As XML technologies have become a standard for data representation, it is inevitable to propose and implement efficient techniques for managing XML data. A natural alternative is to exploit tools and functions offered by relational database systems. Unfortunately, this approach has many detractors, especially due to inefficiency caused by structural differences between XML data and relations. But, on the other hand, relational databases represent a mature, verified and reliable technology for managing any kind of data including XML documents. In this chapter, the authors provide an overview and classification of existing approaches to XML data management in relational databases. They view the problem from both state-of-the-practice and state-of-the-art perspectives. The authors describe the current best known solutions, their advantages and disadvantages. Finally, they discuss some open issues and their possible solutions.
Without a doubt, the extensible markup language (XML) (Bray et al., 2006) is one of the most popular contemporary formats for data representation. It is well-defined, easy-to-use and involves various recommendations such as languages for structural specification, transformation, querying, updating, etc. This wide popularity naturally has evoked intense effort to propose faster and more efficient methods and tools for managing and processing XML data. Soon it became possible to distinguish several different directions. The four most popular approaches are: methods that store XML data in a classical file system; methods that store and process XML data using a relational database system; methods that exploit a pure object-oriented approach; and, native XML methods that use special indices, numbering schemes and/or data structures particularly suitable for the tree structure of XML data.
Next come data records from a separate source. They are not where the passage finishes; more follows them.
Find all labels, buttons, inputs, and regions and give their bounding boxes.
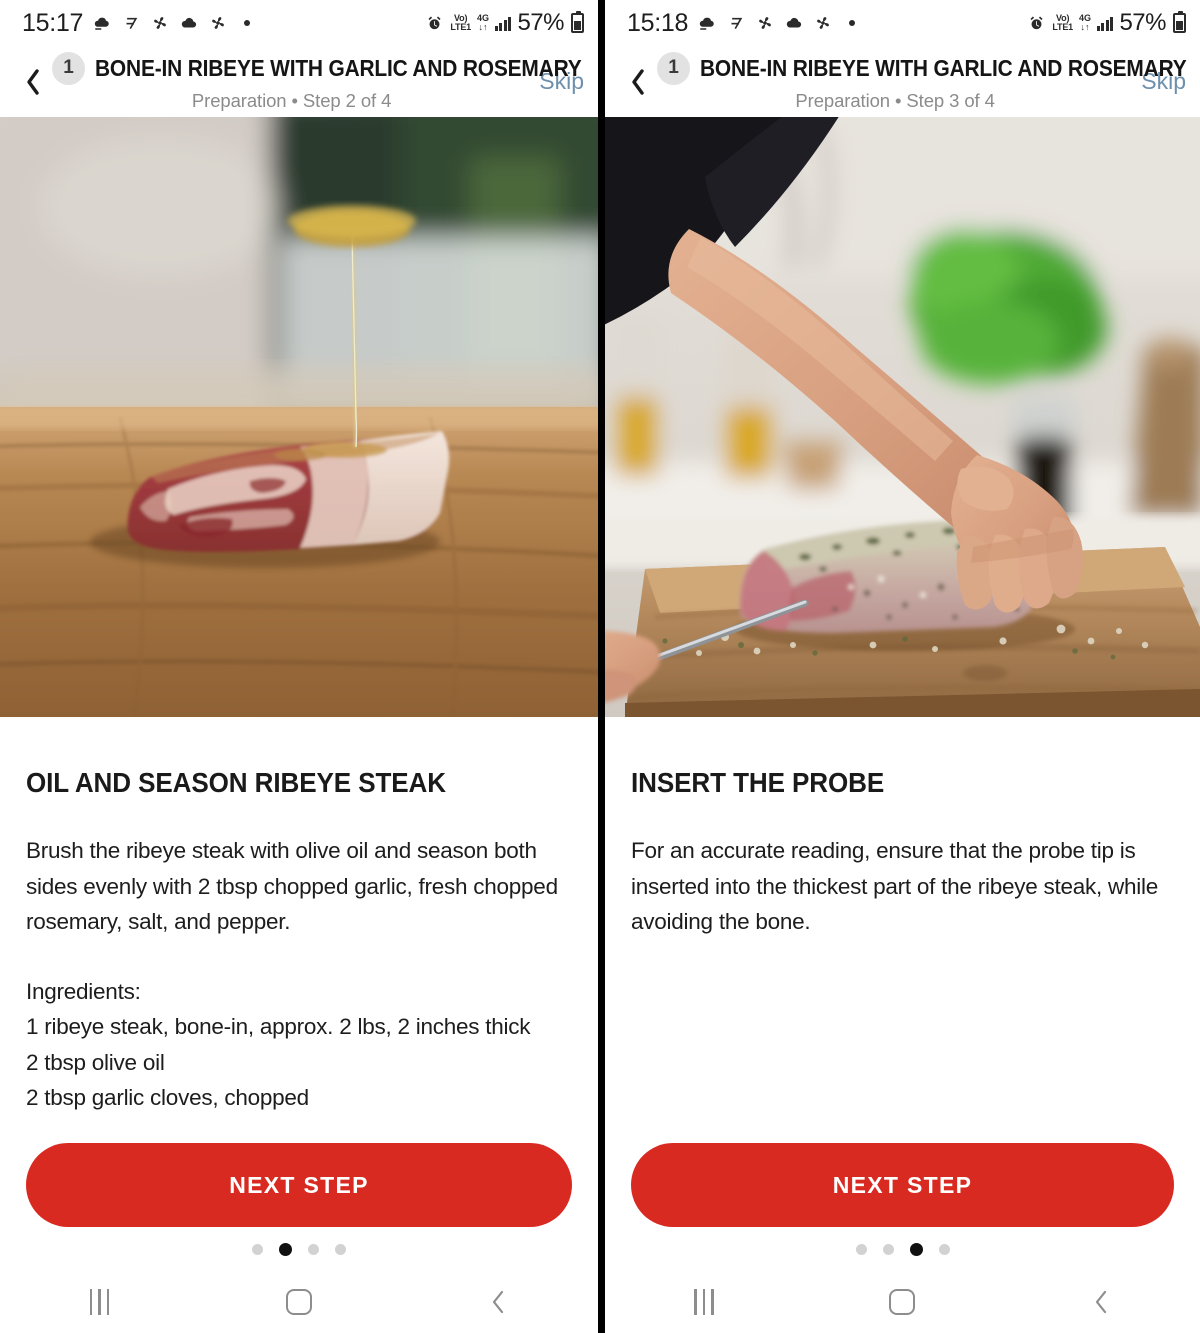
- android-navigation-bar: [0, 1271, 598, 1333]
- step-paragraph: For an accurate reading, ensure that the…: [631, 838, 1159, 934]
- back-chevron-icon[interactable]: [453, 1277, 543, 1327]
- phone-screen-step-2: 15:17 Vo) LTE1 4G ↓↑ 57% 1 BONE-IN RIBEY…: [0, 0, 598, 1333]
- status-time: 15:18: [627, 8, 689, 37]
- recents-icon[interactable]: [55, 1277, 145, 1327]
- status-bar: 15:18 Vo) LTE1 4G ↓↑ 57%: [605, 0, 1200, 46]
- home-icon[interactable]: [254, 1277, 344, 1327]
- pagination-dot[interactable]: [252, 1243, 263, 1255]
- app-header: 1 BONE-IN RIBEYE WITH GARLIC AND ROSEMAR…: [605, 46, 1200, 117]
- recents-icon[interactable]: [659, 1277, 749, 1327]
- dot-icon: [237, 13, 257, 33]
- recipe-title: BONE-IN RIBEYE WITH GARLIC AND ROSEMARY: [700, 54, 1187, 81]
- status-bar-left: 15:17: [22, 9, 257, 38]
- app-header: 1 BONE-IN RIBEYE WITH GARLIC AND ROSEMAR…: [0, 46, 598, 117]
- volte-icon: Vo) LTE1: [1052, 12, 1073, 32]
- cloud-download-icon: [92, 13, 112, 33]
- pagination-dot[interactable]: [882, 1243, 894, 1255]
- signal-bars-icon: [494, 15, 512, 31]
- dot-icon: [842, 13, 862, 33]
- volte-icon: Vo) LTE1: [450, 12, 471, 32]
- pagination-dot[interactable]: [308, 1243, 319, 1255]
- status-bar-right: Vo) LTE1 4G ↓↑ 57%: [424, 9, 584, 37]
- step-subtitle: Preparation • Step 3 of 4: [795, 89, 995, 111]
- oil-drizzle-illustration: [0, 117, 598, 717]
- alarm-icon: [424, 13, 444, 33]
- step-section-title: INSERT THE PROBE: [631, 767, 885, 798]
- bottom-bar: NEXT STEP: [605, 1143, 1200, 1333]
- header-back-button[interactable]: [16, 62, 50, 102]
- step-badge: 1: [52, 51, 85, 85]
- battery-percent: 57%: [1119, 9, 1166, 36]
- back-chevron-icon[interactable]: [1056, 1277, 1146, 1327]
- step-badge: 1: [657, 51, 690, 85]
- chevron-left-icon: [27, 68, 39, 95]
- cloud-download-icon: [697, 13, 717, 33]
- dual-screenshot-comparison: 15:17 Vo) LTE1 4G ↓↑ 57% 1 BONE-IN RIBEY…: [0, 0, 1200, 1333]
- battery-icon: [1173, 11, 1186, 33]
- status-bar-right: Vo) LTE1 4G ↓↑ 57%: [1026, 9, 1186, 37]
- pagination-dot[interactable]: [335, 1243, 346, 1255]
- home-icon[interactable]: [857, 1277, 947, 1327]
- next-step-button[interactable]: NEXT STEP: [26, 1143, 572, 1227]
- battery-percent: 57%: [517, 9, 564, 36]
- step-paragraph: Brush the ribeye steak with olive oil an…: [26, 838, 558, 934]
- seven-day-icon: [121, 13, 141, 33]
- status-bar-left: 15:18: [627, 9, 862, 38]
- status-bar: 15:17 Vo) LTE1 4G ↓↑ 57%: [0, 0, 598, 46]
- android-navigation-bar: [605, 1271, 1200, 1333]
- pagination-dot[interactable]: [279, 1242, 292, 1256]
- alarm-icon: [1026, 13, 1046, 33]
- data-4g-icon: 4G ↓↑: [476, 12, 489, 32]
- recipe-title: BONE-IN RIBEYE WITH GARLIC AND ROSEMARY: [95, 54, 582, 81]
- step-hero-image: [0, 117, 598, 717]
- cloud-icon: [179, 13, 199, 33]
- fan-icon: [755, 13, 775, 33]
- header-title-row: 1 BONE-IN RIBEYE WITH GARLIC AND ROSEMAR…: [657, 51, 1187, 85]
- pagination-dots[interactable]: [26, 1227, 572, 1271]
- header-center: 1 BONE-IN RIBEYE WITH GARLIC AND ROSEMAR…: [655, 51, 1187, 112]
- phone-screen-step-3: 15:18 Vo) LTE1 4G ↓↑ 57% 1 BONE-IN RIBEY…: [605, 0, 1200, 1333]
- step-section-title: OIL AND SEASON RIBEYE STEAK: [26, 767, 446, 798]
- ingredients-list: 1 ribeye steak, bone-in, approx. 2 lbs, …: [26, 1014, 531, 1110]
- step-subtitle: Preparation • Step 2 of 4: [191, 89, 392, 111]
- ingredients-label: Ingredients:: [26, 978, 141, 1004]
- pagination-dot[interactable]: [855, 1243, 867, 1255]
- step-hero-image: [605, 117, 1200, 717]
- fan-icon: [150, 13, 170, 33]
- data-4g-icon: 4G ↓↑: [1078, 12, 1091, 32]
- seven-day-icon: [726, 13, 746, 33]
- next-step-button[interactable]: NEXT STEP: [631, 1143, 1174, 1227]
- fan-icon: [208, 13, 228, 33]
- header-center: 1 BONE-IN RIBEYE WITH GARLIC AND ROSEMAR…: [50, 51, 582, 112]
- fan-icon: [813, 13, 833, 33]
- header-title-row: 1 BONE-IN RIBEYE WITH GARLIC AND ROSEMAR…: [52, 51, 582, 85]
- cloud-icon: [784, 13, 804, 33]
- pagination-dot[interactable]: [909, 1242, 923, 1256]
- bottom-bar: NEXT STEP: [0, 1143, 598, 1333]
- probe-insertion-illustration: [605, 117, 1200, 717]
- battery-icon: [571, 11, 584, 33]
- pagination-dots[interactable]: [631, 1227, 1174, 1271]
- header-back-button[interactable]: [621, 62, 655, 102]
- status-time: 15:17: [22, 8, 84, 37]
- signal-bars-icon: [1096, 15, 1114, 31]
- chevron-left-icon: [632, 68, 644, 95]
- pagination-dot[interactable]: [938, 1243, 950, 1255]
Naturally, each of these approaches has both keen advocates and detractors who emphasize its particular advantages or disadvantages.
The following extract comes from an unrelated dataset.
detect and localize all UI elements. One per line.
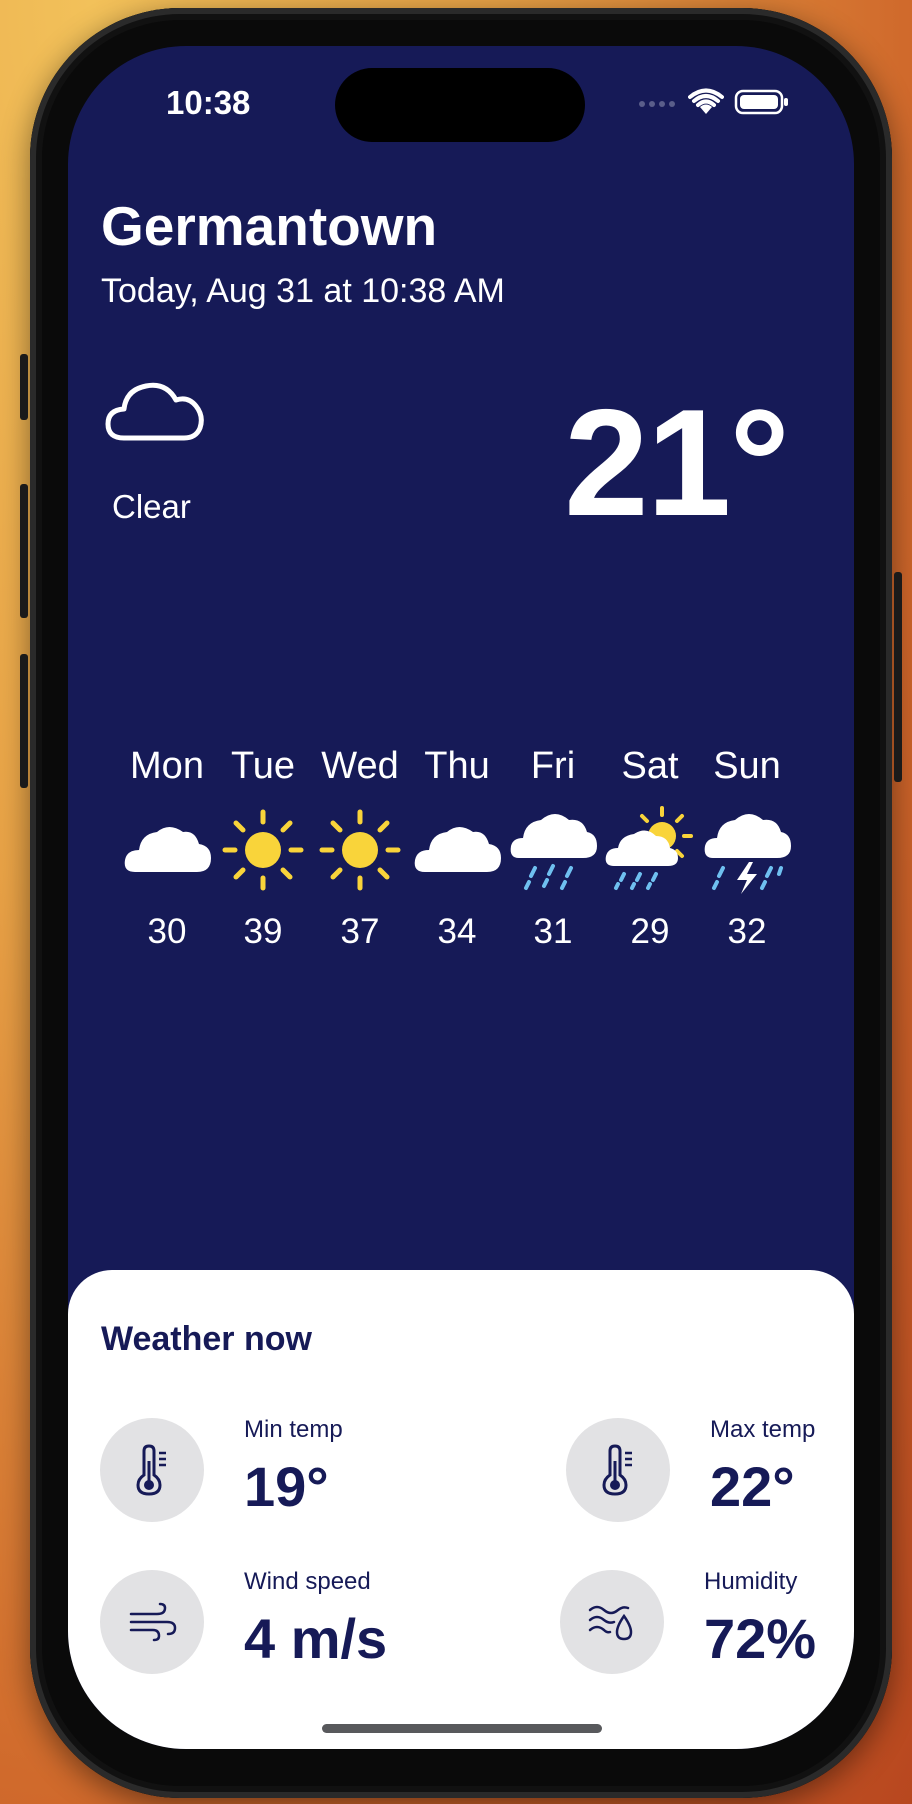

The situation is not good especially for file system-based and pure object-oriented methods. The former approach suffers from an inability to query without any additional pre-processing of the data; whereas the latter approach fails in particular in finding a corresponding efficient and comprehensive implementation. As expected, the highest-performance techniques are the native ones, since they are tailored particularly for XML processing and do not need to artificially adapt existing structures to a new purpose. Nevertheless, the most practically used methods exploit features of relational databases. Although researchers have already proven that native XML strategies perform much better, they still lack one important aspect: a robust implementation verified by years of both theoretical and practical effort.
If we consider this problem from an alternative viewpoint, we realize that considerable amounts of data in practical use are still stored in relational databases. Legacy relational stores are well-established and reliable enough that their existence is entrenched and they are unlikely to disappear anytime soon (Bruce, 2007). Developers must sustain existing investments in applications predicated on a relational architecture while, at the same time, adapting them to the heterogeneous and message-driven nature of XML. A typical use case may involve mapping Web document content from an XML representation into a relational database. Not only does this help insulate naïve Web clients from the underlying and perhaps less familiar XML technologies, it also positions the information for storage and query via the more mature technologies associated with RDBMSs. Alternatively, middleware may permit XML sophisticates to view and query relational contents as though they were XML documents, and vice versa. For the foreseeable future, some hybrid of these solutions is likely to be developed, although the major relational database vendors are already providing embedded XML support.
Consequently, currently there are many efforts focused on database-centric XML data management. The researchers focus on more efficient strategies to query evaluation, database vendors more and more support XML and even the SQL standard has been extended by SQL/XML which introduces a new XML data type and operations for XML data manipulation. But, although the amount of existing solutions is large, there are still unsolved problems, open issues and aspects to be improved.